Parmi les mesures imaginées par ce "groupe code de conduite fiscalité des entreprises", auquel le Luxembourg s'est opposé il y aurait:

  • l'idée de soumettre les rescrits fiscaux d'un pays, aux administrations fiscales des autres pays.
  • la conduite d'investigation sur les schémas les plus agressifs mis en place par les multinationales (schémas dits hybrides)
  • et même, l'idée de sortir de la règle de l'unanimité pour les décisions prises par ce groupe, qui lui même se retrouvait bloqué par cette règle sur les décisions fiscales.

Que le Luxembourg ait cherché coûte que coûte à maintenir son avantage concurrentiel sur l'imposition des sociétés, cela n'a rien de très étonnant.

C'est quand même embarrassant, une fois de plus, pour le président de la commission européenne Jean Claude Juncker qui a été premier ministre du Luxembourg de 1995 à 2013. Est-il le mieux placé pour mener le chantier de la convergence fiscale au sein de l'UE, comme il l'affirme depuis les révélations du Lux Leaks ? la question se pose de nouveau.

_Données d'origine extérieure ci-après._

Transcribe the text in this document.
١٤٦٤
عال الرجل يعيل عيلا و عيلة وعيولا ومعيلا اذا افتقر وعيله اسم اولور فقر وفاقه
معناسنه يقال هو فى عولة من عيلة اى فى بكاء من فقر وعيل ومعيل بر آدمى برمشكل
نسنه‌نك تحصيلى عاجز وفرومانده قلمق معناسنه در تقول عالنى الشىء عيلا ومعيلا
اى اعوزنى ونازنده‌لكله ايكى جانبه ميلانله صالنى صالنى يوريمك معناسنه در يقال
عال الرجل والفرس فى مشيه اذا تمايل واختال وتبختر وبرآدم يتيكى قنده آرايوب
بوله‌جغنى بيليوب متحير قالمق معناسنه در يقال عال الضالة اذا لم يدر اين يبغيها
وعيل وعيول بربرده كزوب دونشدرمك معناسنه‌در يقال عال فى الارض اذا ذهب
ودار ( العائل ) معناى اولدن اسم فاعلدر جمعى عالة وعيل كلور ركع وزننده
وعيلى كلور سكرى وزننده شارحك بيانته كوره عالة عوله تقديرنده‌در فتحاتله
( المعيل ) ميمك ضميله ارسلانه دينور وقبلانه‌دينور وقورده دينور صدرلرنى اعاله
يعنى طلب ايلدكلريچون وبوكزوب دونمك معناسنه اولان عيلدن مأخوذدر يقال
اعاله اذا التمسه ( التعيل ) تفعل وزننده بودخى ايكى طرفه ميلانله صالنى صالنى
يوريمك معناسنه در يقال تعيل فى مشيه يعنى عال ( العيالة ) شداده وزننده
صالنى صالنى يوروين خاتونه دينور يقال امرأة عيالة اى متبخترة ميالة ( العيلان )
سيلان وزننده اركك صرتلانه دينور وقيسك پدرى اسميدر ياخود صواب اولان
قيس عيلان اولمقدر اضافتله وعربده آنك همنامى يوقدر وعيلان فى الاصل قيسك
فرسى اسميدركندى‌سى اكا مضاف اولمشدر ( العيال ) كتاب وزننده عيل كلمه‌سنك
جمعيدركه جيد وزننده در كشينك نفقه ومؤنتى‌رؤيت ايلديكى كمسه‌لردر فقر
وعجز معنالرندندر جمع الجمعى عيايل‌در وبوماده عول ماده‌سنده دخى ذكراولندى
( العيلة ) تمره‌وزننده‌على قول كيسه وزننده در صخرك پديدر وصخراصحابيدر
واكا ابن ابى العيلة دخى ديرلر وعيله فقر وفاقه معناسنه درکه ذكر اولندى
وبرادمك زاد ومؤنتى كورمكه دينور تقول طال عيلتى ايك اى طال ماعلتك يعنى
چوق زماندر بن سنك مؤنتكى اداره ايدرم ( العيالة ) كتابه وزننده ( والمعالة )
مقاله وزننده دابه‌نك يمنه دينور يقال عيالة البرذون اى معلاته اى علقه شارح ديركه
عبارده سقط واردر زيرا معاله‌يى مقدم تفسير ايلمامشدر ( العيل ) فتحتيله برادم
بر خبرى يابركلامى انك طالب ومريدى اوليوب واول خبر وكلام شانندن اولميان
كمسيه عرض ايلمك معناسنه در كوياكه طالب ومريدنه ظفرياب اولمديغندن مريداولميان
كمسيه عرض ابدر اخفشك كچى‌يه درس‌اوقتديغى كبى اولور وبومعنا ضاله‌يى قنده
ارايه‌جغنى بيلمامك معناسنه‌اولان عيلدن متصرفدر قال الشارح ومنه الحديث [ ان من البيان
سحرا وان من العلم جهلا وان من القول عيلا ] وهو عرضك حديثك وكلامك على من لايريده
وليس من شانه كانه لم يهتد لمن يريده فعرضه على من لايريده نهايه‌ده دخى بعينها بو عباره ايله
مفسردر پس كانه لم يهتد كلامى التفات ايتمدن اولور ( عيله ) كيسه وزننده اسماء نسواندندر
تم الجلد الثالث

La commission européenne et le Luxembourg ont refusé de commenter les informations contenues dans ces fuites. Ce qu'elles révèlent aussi c'est que ces pratiques ont peu changé... Un autre cable, plus récent note le décalage impressionnant entre la position publique des Etats membres sur les réformes fiscales internationales, et leur comportement au sein de ce groupe confidentiel.

“It is impressive to see how some member states present themselves outwardly as proponents of [international tax reforms] and at the same time to watch how they actually behave in EU discussions, protected by confidentiality.”

Ce comité se réunit le 19 janvier prochain, puis le 25, puis le 3 février etc... Il y a au moins une totale transparence sur cet agenda, et son activité intense. Une suggestion peut être: les débats de ce comité pourraient être publics. Ainsi, on éviterait les fuites, et les doubles discours.